Il film: Godard seul le cinéma, 2022. Regia: Cyril Leuthy. Cast: Macha Meril, Thierry Jousse, Alain Bergala, Marina Vlady, Romain Goupil, David Faroult, Julie Delpy, Daniel Cohn Bendit, Gerard Martin, Nathalie Baye, Hanna Schygulla, Dominique Paini.
Genere: documentario. Durata: 100 minuti. Dove l’abbiamo visto: alla Mostra Internazionale d’Arte Cinematografica di Venezia, in lingua originale.
Trama: Ritratto di Jean-Luc Godard e del suo cinema, tramite materiale d’archivio e interviste a persone che lo hanno conosciuto, per restituire la dimensione umana di un cineasta che ha rivoluzionato la settima arte.

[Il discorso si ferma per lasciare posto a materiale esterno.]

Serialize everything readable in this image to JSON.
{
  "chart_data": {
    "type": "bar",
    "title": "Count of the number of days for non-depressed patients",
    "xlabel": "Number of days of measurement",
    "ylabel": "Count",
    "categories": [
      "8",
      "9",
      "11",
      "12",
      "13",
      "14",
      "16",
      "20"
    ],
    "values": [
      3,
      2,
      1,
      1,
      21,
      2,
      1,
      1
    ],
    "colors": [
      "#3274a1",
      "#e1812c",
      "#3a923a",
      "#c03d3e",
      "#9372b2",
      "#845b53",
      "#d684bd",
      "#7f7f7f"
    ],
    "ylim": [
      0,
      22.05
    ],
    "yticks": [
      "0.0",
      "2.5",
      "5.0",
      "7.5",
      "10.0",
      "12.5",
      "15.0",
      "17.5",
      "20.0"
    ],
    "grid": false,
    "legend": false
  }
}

Il caso vuole che Jean-Luc Godard sia scomparso pochi giorni dopo la presentazione di questo film alla Mostra di Venezia, dove passava in anteprima mondiale all’interno del programma di Venezia Classici (per poi visitare altri eventi, come il Festival Lumière a Lione, e successivamente approdare in sala, con Wanted Cinema nel caso dell’Italia). Così, quello che doveva essere il ritratto di una carriera è diventato anche una sorta di ultimo saluto, di cui parliamo in questa recensione di Godard seul le cinéma.
La trama: tutto il cinema, solo il cinema, nient’altro che il cinema
Come suggerisce il titolo, Godard seul le cinéma vuole essere un omaggio all’opera godardiana che tiene conto solo della componente artistica della vita del regista franco-svizzero. Strategia pertinente non solo per evitare che il progetto si addentri in territori scomodi (come sottolineato da più di un articolo dopo la sua morte, Godard era notoriamente antisemita e sostenitore di Marine Le Pen), ma anche perché la sola carriera è sufficientemente ricca da poter generare un ritratto in più parti, perché pur parlando “solo” del cinema può affrontare la questione da più punti di vista, dal momento che lo sguardo del cineasta si è evoluto nel corso dei decenni. E al netto del titolo, il film si pone comunque l’obiettivo, tramite alcune interviste a persone che hanno conosciuto Godard, di restituire la dimensione umana di uno dei grandi pensatori del grande schermo.
Addio a un cineasta
Qualche mese prima della proiezione del documentario di Cyril Leuthy a Venezia, Godard è stato oggetto di un altro ritratto, A vendredi, Robinson di Mitra Farahani. Presentato nel concorso Encounters della Berlinale, dove ha vinto il Premio speciale della giuria, quel film è un dialogo a distanza tra il solitario regista della Nouvelle Vague, che raramente lasciava la sua casa nel paesino di Rolle, e il collega iraniano Ebrahim Golestan. Una conversazione illuminante, che metteva a nudo l’umanità, la cultura e lo humour di un cineasta con una sincerità che nessun’altra operazione di omaggio, anche non puramente agiografica, ha mai veramente saputo esibire (basti pensare al biopic postmodernista di Michel Hazanavicius, che Godard ovviamente non ha apprezzato). Per certi versi, la parola finale su un uomo che, tra una conferenza stampa a Cannes fatta da remoto e una lunga intervista in diretta su Instagram, aveva già detto tutto quello che aveva da dire sul linguaggio e sul (suo) cinema.
Postilla schematica
Da quel punto di vista, il ritratto a cura di Leuthy, che cerca di riassumere decenni di attività artistica e più di un centinaio di film in appena cento minuti, segmentando il tutto in una maniera che possa essere appetibile per il grande pubblico, non può che essere un’appendice, dove non mancano i momenti interessanti, ma sempre espressi in maniera schematica, quasi scolastica, offrendo stralci di umanità che però non afferrano mai veramente la complessità del soggetto.
E in tutto questo, con quell’approccio elementare a base di interviste inedite alternate a materiale d’archivio, viene un po’ a mancare quel cinema evocato nel titolo, che parla di settima arte – e in teoria vorrebbe parlare solo di quello – ma finisce per fare tutt’altro. Un paradosso che, forse, sarebbe piaciuto al diretto interessato, ma difficilmente lascerà molto a chi, giustamente, sarebbe alla ricerca di qualcosa che vada oltre il simpatico esercizio di ritrattistica presumibilmente destinato a una fruizione tramite il canale ARTE in patria.
La recensione in breve
Al netto di alcuni spunti interessanti, e l'uso intelligent del materiale d'archivio per riportare il pensiero di Jean-Luc Godard, c'è troppa carne al fuoco per poter rendere omaggio al cineasta in modo efficace nel giro di un'ora e mezza.